非常によくあるエラー:Ethernetポートの方がメトリックが低く(優先度が高いため)、サーバーが切断されたEthernetポート経由でトラフィックを送信しようとし続けることがあります。Wi-Fi接続には成功しても、Googleにpingが飛ばない状態です。
ルーティングテーブルを確認してください:
ip route show
Ethernetのゲートウェイがまだ最初の行(default via…)に居座っている場合は、それを削除するか、Wi-Fiのメトリックを上げる必要があります。この際、サブネットの競合を避けるために、静的IPを割り当てる(必要な場合)範囲の計算が非常に重要になります。
ヒント: サブネットを素早く分割したり、予備のIP範囲を確認したりする必要がある場合、私はよく Subnet Calculator や toolcraft.app/ja/tools/developer/ip-subnet-calculator を使います。

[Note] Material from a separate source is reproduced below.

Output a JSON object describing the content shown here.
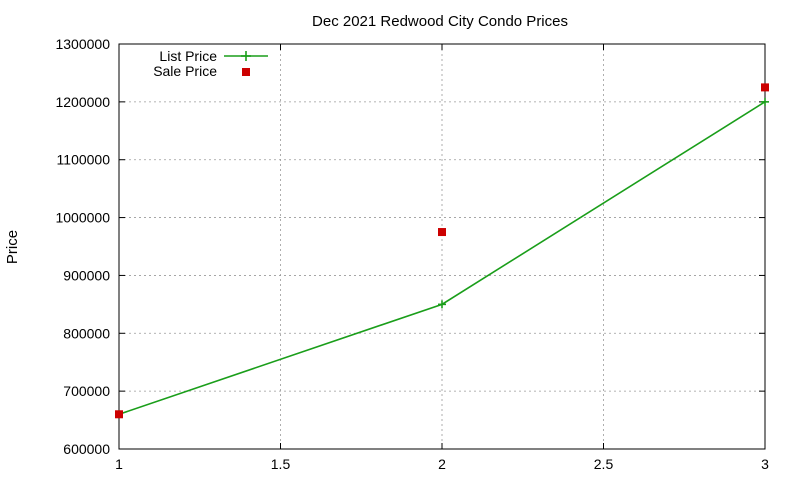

CIDR(例:/24や/26)を入力するだけで、利用可能なIP範囲とブロードキャストアドレスがすぐに分かり、ゲートウェイIPの重複によるネットワークループを防ぐことができます。これは疲れているときには非常にデバッグが困難なエラーです。
最終結果の確認
仕上げに、お決まりのpingコマンドを忘れずに:
ping -c 4 8.8.8.8
20〜50ms程度の遅延で応答があれば、ケーブル一本使わずにサーバーを救出することに成功しました。おめでとうございます。
CLIによるLinux管理には細心の注意が必要です。この「深夜のトラブルシューティング」の経験が、LANケーブルが突然機能しなくなった際の自信に繋がれば幸いです。